Harrison Blake era un año mayor que Thoreau. Ambos estudiaron en Harvard, sin tener ningún contacto. Blake se licenció en Teología y comenzó una breve carrera sacerdotal que se agotó pronto: uno no puede pasarse sus días discutiendo dogmas. Entonces buscó un trabajo como profesor en una localidad cercana a Boston y tomó la costumbre de visitar Concord siempre que le era posible. Su único interés allí, por supuesto, era Emerson. Ambos hombres habían sido sacerdotes, ambos habían colgado los hábitos y ambos creían que ser hombres era mucho más importante y más valioso que ser sacerdotes. Hablaban de teología, de política, de literatura y los encuentros resultaban muy agradables para ambos. Una de aquellas tardes, hacia finales de 1844 o comienzos de 1845, Blake se encontró con Thoreau en casa de Emerson. Al parecer en aquella ocasión se habló de astronomía. Aunque Thoreau era un buen conocedor de esta materia, no habló demasiado, como era su costumbre. Cuando le preguntaron más directamente, contestó con sinceridad: «Estoy mucho más interesado en los estudios que tienen que ver con este planeta»[2]. Al final de la tarde Thoreau se animó a confesar que estaba pensando en construirse una cabaña en los bosques cercanos a Concord, donde poder vivir algunos años y alejarse de la sociedad. Blake le preguntó si no creía que echaría de menos la compañía de sus amigos. Y Thoreau contestó: «No, yo no soy nada». Blake recordará más tarde que esta respuesta le pareció «memorable, preñada de recursos, capaz de expresar un equilibrio y una fe en el universo casi inconcebibles».

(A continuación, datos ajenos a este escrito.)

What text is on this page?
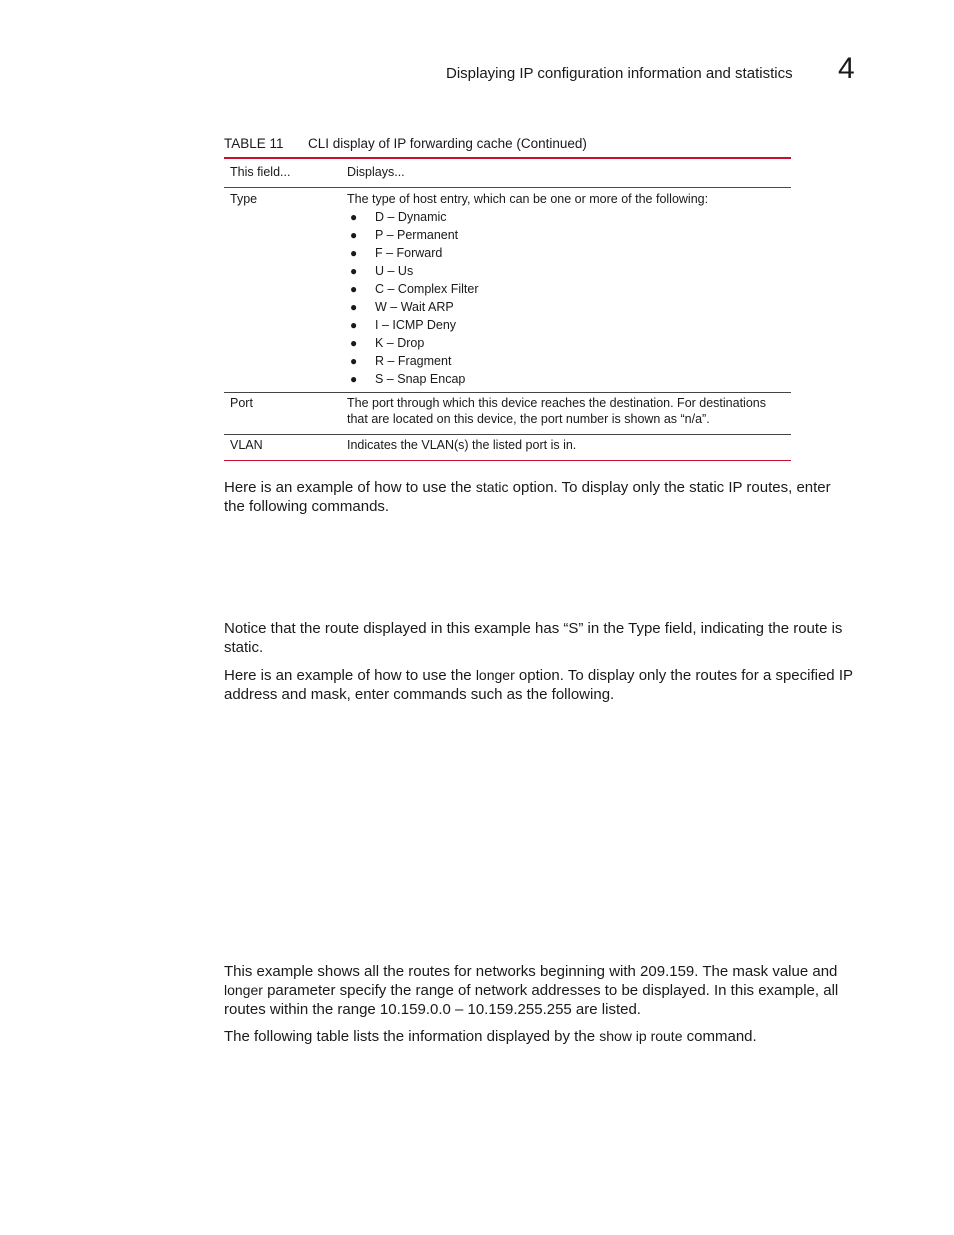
Displaying IP configuration information and statistics 4
TABLE 11 CLI display of IP forwarding cache (Continued)
This field...	Displays...
Type	The type of host entry, which can be one or more of the following:
● D – Dynamic
● P – Permanent
● F – Forward
● U – Us
● C – Complex Filter
● W – Wait ARP
● I – ICMP Deny
● K – Drop
● R – Fragment
● S – Snap Encap
Port	The port through which this device reaches the destination. For destinations
that are located on this device, the port number is shown as “n/a”.
VLAN	Indicates the VLAN(s) the listed port is in.

Here is an example of how to use the static option. To display only the static IP routes, enter the following commands.

Notice that the route displayed in this example has “S” in the Type field, indicating the route is static.

Here is an example of how to use the longer option. To display only the routes for a specified IP address and mask, enter commands such as the following.

This example shows all the routes for networks beginning with 209.159. The mask value and longer parameter specify the range of network addresses to be displayed. In this example, all routes within the range 10.159.0.0 – 10.159.255.255 are listed.

The following table lists the information displayed by the show ip route command.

En los años siguientes, Blake volvió a encontrarse con Thoreau en distintas ocasiones y finalmente se encontró con uno de sus textos: un artículo sobre el poeta latino y estoico Aulo Persio Flaco publicado en un viejo número de la revista The Dial cuando Thoreau sumaba veintidós años. Este escrito reavivó la «impresión obsesiva» que Blake tuvo del genio de Thoreau aquella tarde en casa de Emerson. Fue entonces cuando se decidió a escribirle y así nació la correspondencia que el lector tiene en sus manos.

Tres décadas más tarde, muerto primero Thoreau y después su hermana Sophia, Harrison Blake heredó todos los volúmenes del ingente diario de Thoreau (del que se ocupó de preparar y publicar una selección) y su propia correspondencia con él. Si bien se han conservado las cartas escritas por Thoreau a Blake, nada se sabe de aquellas que este último le escribiera al primero. Tan solo se conoce la primera de ellas: es la que abre este volumen. Sí sabemos, sin embargo, que el anciano Blake volvió una y otra vez a aquellas cartas, como si aún estuviera buscando lo que vislumbró por un instante aquella tarde en casa de Emerson, un camino enfangado que parecía llevar a ese lugar tan recóndito, tan bello y tan calmo en el que Thoreau vivía sin mayores dificultades: «Leo y releo sus cartas, no me canso de hacerlo. Busco nuevos significados y encuentro cosas que ahora me llegan con más fuerza que nunca. Y, sin embargo, sé que estas cartas siguen viajando en el correo, que en cierto sentido aún no me han llegado, y probablemente no lo harán mientras viva. De hecho, puede decirse que estas cartas están desde siempre dirigidas a quien mejor pueda leerlas»[3].